Hastwell Protection Society chair Chris Clarke has taken his concerns about the proposed Mt Munro wind farm to Masterton District Council, adding that the group is “totally unimpressed” with Meridian Energy.
Speaking for a “collective of people that live around the base of Mt Munro”, which is on the boundary between the Masterton and Tararua Districts, Clarke canvassed the group’s concerns about their health and the environment.
The Mt Munro wind farm is set to be built eight kilometres south of Eketāhuna and will comprise 20 turbines that generate up to 300-gigawatt hours of energy a year – enough to power about 42,000 homes.
Clarke said Meridian’s consent applications for the project – lodged with Masterton District Council, Tararua District Council, Horizons Regional Council, and Greater Wellington Regional Council – state that 326 heavy and 50 light vehicles will be travelling to and from the site each day, a total of 672 trips.
“And that will have a huge impact on residents.”
He said core concerns about the project centre on safety, the implications for local schools, cyclists, and damage that could be caused to
“already vulnerable” roads.
“And there are probably some considerable health issues that go with it because of dust, noise, and the risk to children.”
Clarke acknowledged that wind power is one of the solutions to reducing dependency on “carbon-centric” electricity generation: “However, I think there are some factors that are not always considered… we’re not actually anti-windmills, but we do really think there are considerable implications.”
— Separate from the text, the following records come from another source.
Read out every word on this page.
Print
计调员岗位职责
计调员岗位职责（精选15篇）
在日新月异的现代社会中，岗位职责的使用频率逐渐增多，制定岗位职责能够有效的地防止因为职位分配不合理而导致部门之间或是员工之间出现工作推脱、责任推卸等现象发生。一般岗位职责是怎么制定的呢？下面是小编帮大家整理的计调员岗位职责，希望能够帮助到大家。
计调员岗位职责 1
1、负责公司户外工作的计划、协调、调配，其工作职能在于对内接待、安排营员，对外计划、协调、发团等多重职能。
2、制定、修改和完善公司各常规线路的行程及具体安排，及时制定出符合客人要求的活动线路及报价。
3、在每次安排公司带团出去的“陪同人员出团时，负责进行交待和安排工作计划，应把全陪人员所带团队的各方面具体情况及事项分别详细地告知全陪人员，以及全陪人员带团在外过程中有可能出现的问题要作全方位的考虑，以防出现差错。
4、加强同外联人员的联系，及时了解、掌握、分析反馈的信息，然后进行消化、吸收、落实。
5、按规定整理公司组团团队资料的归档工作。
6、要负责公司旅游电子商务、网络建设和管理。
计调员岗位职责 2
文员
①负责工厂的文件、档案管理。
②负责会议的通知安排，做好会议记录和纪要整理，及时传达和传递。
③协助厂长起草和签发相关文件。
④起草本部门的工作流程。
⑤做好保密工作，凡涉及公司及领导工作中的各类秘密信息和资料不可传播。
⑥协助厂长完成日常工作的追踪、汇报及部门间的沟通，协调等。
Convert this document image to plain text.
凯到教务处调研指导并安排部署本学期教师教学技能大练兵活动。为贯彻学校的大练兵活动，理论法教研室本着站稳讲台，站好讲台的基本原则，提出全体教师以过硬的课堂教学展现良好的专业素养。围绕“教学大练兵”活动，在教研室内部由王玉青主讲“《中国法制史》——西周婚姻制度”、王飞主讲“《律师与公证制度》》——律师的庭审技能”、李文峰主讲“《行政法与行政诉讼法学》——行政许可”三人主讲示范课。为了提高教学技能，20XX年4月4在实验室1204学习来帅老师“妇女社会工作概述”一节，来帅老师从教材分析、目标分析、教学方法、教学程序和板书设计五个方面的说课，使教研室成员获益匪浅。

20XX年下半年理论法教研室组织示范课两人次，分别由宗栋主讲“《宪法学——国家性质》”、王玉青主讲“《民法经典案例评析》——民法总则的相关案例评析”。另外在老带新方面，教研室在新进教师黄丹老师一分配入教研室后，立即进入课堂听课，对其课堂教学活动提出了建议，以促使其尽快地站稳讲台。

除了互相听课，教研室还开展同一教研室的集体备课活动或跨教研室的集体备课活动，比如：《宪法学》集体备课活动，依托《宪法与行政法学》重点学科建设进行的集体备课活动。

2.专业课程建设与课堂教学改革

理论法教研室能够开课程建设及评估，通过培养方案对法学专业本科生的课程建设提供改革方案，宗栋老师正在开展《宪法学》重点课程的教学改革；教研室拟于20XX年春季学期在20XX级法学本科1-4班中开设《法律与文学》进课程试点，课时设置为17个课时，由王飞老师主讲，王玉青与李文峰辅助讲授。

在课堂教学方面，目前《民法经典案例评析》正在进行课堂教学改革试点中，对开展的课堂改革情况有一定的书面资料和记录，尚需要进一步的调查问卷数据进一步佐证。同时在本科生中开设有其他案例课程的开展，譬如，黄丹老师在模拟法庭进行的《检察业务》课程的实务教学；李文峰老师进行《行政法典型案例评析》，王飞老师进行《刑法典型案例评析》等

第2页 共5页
He said Meridian has met with some residents, but the company has not answered the society’s concerns about the ongoing social impact the project could have on the community.
“Despite their claims, and I’ve asked this directly of senior Meridian staff, they have said that they will not do a social impact assessment.”
Meridian’s Head of Renewable Development, Rebecca Knott, told the Times-Age that the company has been “in correspondence” with the Hastwell Protection Society and has responded to all questions regarding the proposed wind farm.
“We acknowledge that health effects could potentially arise as a result of matters such as traffic movements, noise, and dust if these are not properly controlled, but Meridian’s approach is to ensure that all necessary controls are in place and the widely
accepted standards are met.”
Clarke said that the society is “totally unimpressed” with Meridian’s conduct towards them and the “disrespect given to us as a community”.
He said the society has not seen Meridian’s explanation of how they would mitigate the health and social impacts the wind farm project would cause.
Knott said that there will be a public submission process after the application has been notified by the consenting authorities and encouraged anyone who would like information or has feedback to get involved.
Knott reiterated the Mt Munro wind farm would generate enough electricity annually to power over 40,000 homes.